In all, more than 530 pumps were mobilized to the New York / New Jersey area along with 100 Rain for Rent employees to help the residents and companies of the Eastern U.S. grapple with dewatering to begin recovery.
New York Tunnels:
Tunnels used by vehicles to access New York were completely underwater. Dewatering the tunnels would allow additional support and relief operations access to the city. In addition to emergency generator power and piping systems at the Brooklyn Battery Tunnel, Rain for Rent mobilized HH125 and DV150i pumps to dewater the Queens Midtown Tunnel from the Queens and Manhattan sides. Water had to be pumped through the 1.3 mile long tunnel to discharge back into the ocean.
Electricity in New York:
More than 100,000 power lines were downed by the storm and surge. One transmission center flooded that provided electricity for more than 900,000 customers and millions of New York residents. Much of lower Manhattan remained in the dark for days following the storm.
Rain for Rent provided pumping needed to empty the underground transformer vaults to allow repairs to be made and power restored. Three teams worked 24 hour shifts, providing continual pumping for the utility.
New Jersey Refineries:
Fuel supplies in the cities dwindled and Refineries struggled to get back to normal operations.
Refineries and a tank terminal blending facilities in New Jersey utilized Rain for Rent to help them salvage their operations and begin producing fuel for the surrounding area. Dozens of pumps, tanks, spill containment solutions and hoses to were used for dewatering needs.
Fire suppression systems were provided water by high head pumps, capable of producing up to 2,000 GPM at 150 psi and personnel while the facility was brought back online.

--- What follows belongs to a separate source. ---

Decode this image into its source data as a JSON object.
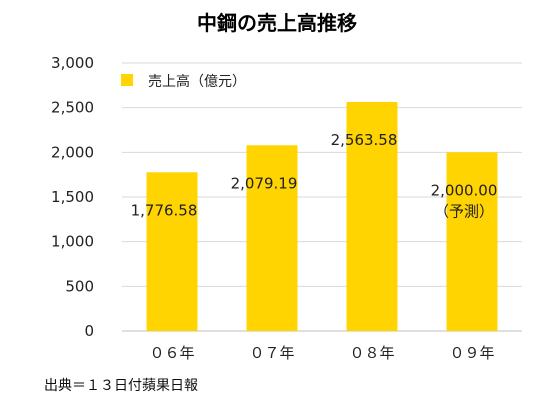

Additionally, Rain for Rent had to recreate wastewater systems in one refinery with two DV150i pumps, sand-media filtration and carbon filtration to lower the total organic compound levels to less than 2 parts per million. The system was designed by Rain for Rent to run at the needed 2,000 GPM to return the facility to operation.
World Trade Center:
Below grade construction at the World Trade Center flooded with millions of gallons of storm and sea water. Working with the U.S. Army Corps of Engineers and using DV300i pumps to boost the flow of submersible pumps, construction pit flood levels dropped four feet within four minutes of operation.
New Jersey Train Station:
A major hub of transportation near the port of Newark needed to be drained. There was no access to create a pump station on land and access the tunnel, so a barge was floated in the port. The barge carried two DV300 pumps providing 8,000 GPM of dewatering.
U.S. Army Corps Of Engineering divers helped repair valves in the tunnel so water would not flow back in. In all, the pumps ran for 36 hours straight, draining all of the water from the train station.
Much of the Lower Manhattan basements were flooded by a mix of storm and sea water. Mixtures of oil, fuel and other contaminants in these basements meant the water could not simply be discharged into the city’s storm sewer system.
Rain for Rent tanks were used along with air operated diaphragm pumps to assist in the basement dewatering. The water was kept in tanks and later removed by vacuum truck in and around the Financial district and Water Street in Lower Manhattan over several days.
Rain for Rent continues to provide ongoing support for storm recovery.